Ser y cuerpo
Sobre este blog
Crecí en los 70 bajo la influencia de la Señorita Pepis, un set de maquillaje para niñas del que arranca un amor interminable por el rojo de labios y el khol enmarcando la mirada. Las tendencias y la moda, la cosmética y el sublime arte del perfume me interesan con una pasión que solamente los adictos sabemos reconocer. Y sí, somos cientos de miles de personas -por cierto, muy distintas en edad y características sociales- para quienes la moda es una motivación, un bálsamo, un acicate, un exquisito pasatiempo. Ahora que Internet y las redes sociales han incendiado el mundo con la revolución fashionista, por qué no echar más leña al fuego desde las páginas de CORDÓPOLIS.
Podrán decir misa, tacharme de materialista, desatar vientos de arena y ceniza sobre mis atrevidos labios, siempre aficionados a la idea súbita y despeinada que pasa por alto filosofías, teologías y demás. Así, sostengo y firmemente creo que la clave de la existencia humana gira y girará en torno al cuerpo, ampliamente considerado.

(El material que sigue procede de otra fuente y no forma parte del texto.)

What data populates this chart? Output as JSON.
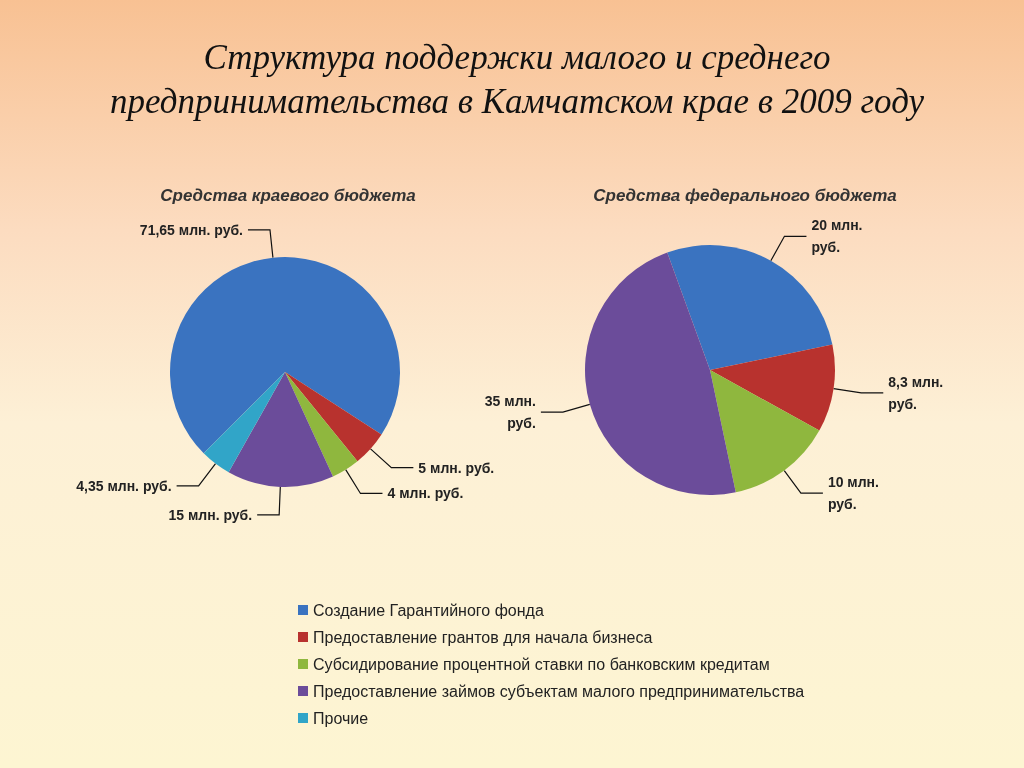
{
  "chart_data": [
    {
      "type": "pie",
      "title": "Структура поддержки малого и среднего предпринимательства в Камчатском крае в 2009 году",
      "subtitle": "Средства краевого бюджета",
      "categories": [
        "Создание Гарантийного фонда",
        "Предоставление грантов для начала бизнеса",
        "Субсидирование процентной ставки по банковским кредитам",
        "Предоставление займов субъектам малого предпринимательства",
        "Прочие"
      ],
      "values": [
        71.65,
        5,
        4,
        15,
        4.35
      ],
      "colors": [
        "#3a73c0",
        "#b8322e",
        "#8fb73e",
        "#6b4c9a",
        "#31a5c8"
      ],
      "value_labels": [
        "71,65 млн. руб.",
        "5 млн. руб.",
        "4 млн. руб.",
        "15 млн. руб.",
        "4,35 млн. руб."
      ],
      "legend": "bottom"
    },
    {
      "type": "pie",
      "title": "Средства федерального бюджета",
      "categories": [
        null,
        null,
        null,
        null
      ],
      "values": [
        20,
        8.3,
        10,
        35
      ],
      "colors": [
        "#3a73c0",
        "#b8322e",
        "#8fb73e",
        "#6b4c9a"
      ],
      "value_labels": [
        "20 млн. руб.",
        "8,3 млн. руб.",
        "10 млн. руб.",
        "35 млн. руб."
      ]
    }
  ]
}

El cuerpo mueve el mundo, los mercados, las religiones, los eventos deportivos, los festivales, las revoluciones, las guerras, la industria alimentaria, las toneladas de fertilizantes, los metros cuadrados a millón de lo inmobiliario, el dividendo de IKEA e Inditex, la factura del aire acondicionado, los mares de bebidas energéticas, las tarjetas sanitarias, los desabastecimientos de Ozempic.
Oh, el cuerpo, que puede estar sano y joven, ser armónico y bello, normativo y despampanante, y, a pesar de todo, traernos a maltraer. No es como el alma, amasada de espíritu o flato celeste y angélico, que se hace con ella cualquier cosa magnífica: migrarla, sanarla, afirmar que sobrevive a los universos de tiempo y su cada nuevo recomenzar; sino que, al cuerpo, en cambio, es preciso alimentarlo, cuidarlo en su salud (el hardware y el software, chicha y mente), vestirlo, ejercitarlo, descansarlo, nutrirlo en su apetito de comida y horas de sueño, en su dimensión sexual, física, motivacional. Activarlo, también, en su función reproductiva, pues las personas no nacen en naves industriales gestantes. Mientras tanto, las élites mundiales, normalmente bastante irracionales e injustas, no acaban de gestionar con amorosa humanidad el cuerpo y lo demográfico y, menos aún, los derechos humanos, de cuya violación alertan cuerpos masacrados, torturados, heridos, desaparecidos, discriminados, explotados, mermados, contaminados, intoxicados, por distintas y seculares violencias.
No me explico la razón de no otorgar su esencial sitio al cuerpo: que si importan más la mente, la capacidad de pensar y razonar; que si el espíritu y las almas residenciados en lo ignoto; que si el más allá. ¡Alto aquí! Repasaré lo escrito arriba. Es lógico que como animales racionales concedamos al pensamiento su pedestal, a pesar de que cuanto se piensa y se promete acaba demasiadas veces en el reino de lo inacabado, lo frustrado, lo desnaturalizado, lo cínicamente pervertido, lo descafeinado de sus ambiciosas intenciones. Sin embargo, tanto esfuerzo en desviar la más inteligente, profunda y siempre actualizada atención al cuerpo levanta sospechas.